The idea for multi-sensory, connected livestock tags, which are touted to create up to $9 billion in value for the industry, came to Smart Paddock founder Darren Wolchyn when he was working on GPS tracking for golf carts.
"I'm originally from Alberta, Canada, and was back home visiting family and friends, a friend has cattle and when we were discussing my GPS golf carts and he said 'well it would be very handy if you could GPS track my cattle'," Mr Wolchyn said.
Two years later, Smart Paddock's Bluebell tag or collar can gather data to give farmers alerts on animal health, bio-security, wild dog attacks and stock theft, to name a few.
"Originally it was just a basic model, you could geo-fence your paddocks and get alerts if they got out, when mustering you could know where your animals were so you could track them down more quickly," Mr Wolchyn explained.
"But, we also want to offer farmers solutions to specific livestock management problems.
"We're working on detecting lameness in bulls, in order to identify them as quickly as possible.
"We can monitor calving or lambing, it will raise the alert if it's taking longer than normal.
"In these situations farmers can interject sooner and hopefully deal with issues before they get too serious.
"We have also been talking to farmers who have animals on King Island but they live in NSW, if they tag them they can just look at their computer and know that they're fine."

He said eventually they wanted to be able to gather enough data to be able to build models to determine what might be wrong with an animal remotely.
"We also have a temperature sensor, it's another data point to help determine what the animal is doing," he said.
"We want to be able to identify an illness from the data our tags collect."
Mr Wolchyn said the collars or tags sent data to a mobile app which showed farmers their animals in the paddock.

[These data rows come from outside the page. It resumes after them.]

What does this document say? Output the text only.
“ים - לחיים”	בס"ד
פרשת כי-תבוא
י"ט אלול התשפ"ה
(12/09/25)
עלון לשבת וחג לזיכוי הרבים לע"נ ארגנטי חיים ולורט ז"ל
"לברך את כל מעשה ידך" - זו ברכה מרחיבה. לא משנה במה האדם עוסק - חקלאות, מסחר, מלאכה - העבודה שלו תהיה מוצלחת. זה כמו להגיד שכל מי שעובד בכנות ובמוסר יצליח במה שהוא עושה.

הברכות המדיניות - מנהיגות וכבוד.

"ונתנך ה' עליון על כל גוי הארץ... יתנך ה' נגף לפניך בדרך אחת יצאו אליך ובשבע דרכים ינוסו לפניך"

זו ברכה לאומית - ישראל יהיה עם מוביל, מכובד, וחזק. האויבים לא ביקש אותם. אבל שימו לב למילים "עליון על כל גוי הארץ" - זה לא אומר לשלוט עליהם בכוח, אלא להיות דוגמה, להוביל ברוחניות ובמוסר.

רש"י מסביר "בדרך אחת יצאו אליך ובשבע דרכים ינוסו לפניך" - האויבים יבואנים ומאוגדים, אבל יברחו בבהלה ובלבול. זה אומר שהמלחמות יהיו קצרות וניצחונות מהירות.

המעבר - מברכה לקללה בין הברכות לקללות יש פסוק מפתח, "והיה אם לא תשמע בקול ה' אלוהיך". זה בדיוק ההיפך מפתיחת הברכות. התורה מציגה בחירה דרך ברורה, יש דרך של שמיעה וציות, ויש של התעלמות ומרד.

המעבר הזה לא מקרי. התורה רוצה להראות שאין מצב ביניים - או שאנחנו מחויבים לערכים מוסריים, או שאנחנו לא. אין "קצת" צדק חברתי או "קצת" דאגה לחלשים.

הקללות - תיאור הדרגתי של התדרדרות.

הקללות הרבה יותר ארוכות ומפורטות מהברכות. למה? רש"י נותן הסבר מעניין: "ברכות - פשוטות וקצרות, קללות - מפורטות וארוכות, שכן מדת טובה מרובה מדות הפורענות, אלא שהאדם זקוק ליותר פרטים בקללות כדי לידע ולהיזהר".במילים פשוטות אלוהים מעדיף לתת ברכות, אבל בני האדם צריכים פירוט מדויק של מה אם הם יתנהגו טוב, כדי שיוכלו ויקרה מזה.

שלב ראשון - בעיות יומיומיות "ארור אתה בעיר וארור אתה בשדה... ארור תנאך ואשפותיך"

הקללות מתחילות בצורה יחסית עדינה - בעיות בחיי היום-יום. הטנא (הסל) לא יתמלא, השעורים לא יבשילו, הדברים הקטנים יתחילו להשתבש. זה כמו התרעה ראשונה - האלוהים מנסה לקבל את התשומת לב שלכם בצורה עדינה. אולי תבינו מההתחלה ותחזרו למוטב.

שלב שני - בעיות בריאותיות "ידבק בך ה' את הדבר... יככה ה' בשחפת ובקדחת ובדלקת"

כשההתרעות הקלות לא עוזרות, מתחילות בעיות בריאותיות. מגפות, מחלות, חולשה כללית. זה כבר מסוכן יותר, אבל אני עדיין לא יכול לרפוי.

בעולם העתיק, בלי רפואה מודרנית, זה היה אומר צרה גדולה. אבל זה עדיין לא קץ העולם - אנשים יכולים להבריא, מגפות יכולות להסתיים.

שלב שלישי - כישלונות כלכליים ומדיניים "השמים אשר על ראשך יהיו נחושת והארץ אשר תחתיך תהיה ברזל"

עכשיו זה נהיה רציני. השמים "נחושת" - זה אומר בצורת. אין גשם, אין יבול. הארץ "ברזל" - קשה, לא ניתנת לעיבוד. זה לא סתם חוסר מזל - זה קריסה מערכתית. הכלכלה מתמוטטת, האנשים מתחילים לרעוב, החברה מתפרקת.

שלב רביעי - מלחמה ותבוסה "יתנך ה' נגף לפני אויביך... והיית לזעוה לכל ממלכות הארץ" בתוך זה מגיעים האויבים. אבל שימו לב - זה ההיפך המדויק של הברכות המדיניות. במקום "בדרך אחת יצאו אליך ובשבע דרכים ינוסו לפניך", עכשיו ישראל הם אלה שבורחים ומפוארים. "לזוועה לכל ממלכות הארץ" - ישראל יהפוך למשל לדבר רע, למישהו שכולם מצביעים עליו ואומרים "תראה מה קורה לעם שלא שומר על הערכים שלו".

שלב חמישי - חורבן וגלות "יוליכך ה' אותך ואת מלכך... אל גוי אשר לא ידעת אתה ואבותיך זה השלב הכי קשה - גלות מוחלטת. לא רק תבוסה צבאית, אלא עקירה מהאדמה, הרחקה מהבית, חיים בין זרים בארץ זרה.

"There will be a clear view of each paddock, where the animals are and their movement history and paddock utilisation as well," Mr Wolchyn said.
Mr Wolchyn said at this stage the farmer needed reception on their phone to use the app and a LORA WAN network gateway to cover paddocks, providing a radio link to the tags.
However, Smart Paddock had recently partnered with eSATGlobal Inc to look at connecting the Bluebell tags to satellites.
"We are looking at going direct to satellite so we don't have to build the network gateways, making it as simple and fast as possible for farmers," Mr Wolchyn said.
eSAT's regional director Rick Somerton said they could utilise existing satellite infrastructure to connect the tags.
"The problem, as farmers are well aware, is not everywhere is covered by existing radio networks, the most cost effective answer is satellites," Mr Somerton said.
"One of our partners has four satellites that each cover about 40 per cent of the Earth, together providing global coverage.
"The tag's signal will get picked up by any of those satellites depending on location.
"That means, for example, with live cattle exports we could track the animals on the ship and right up to the time they reach their final destination."
He said they would trial connecting the tags via satellites in the last quarter of this year and hope to make the technology available in 2021.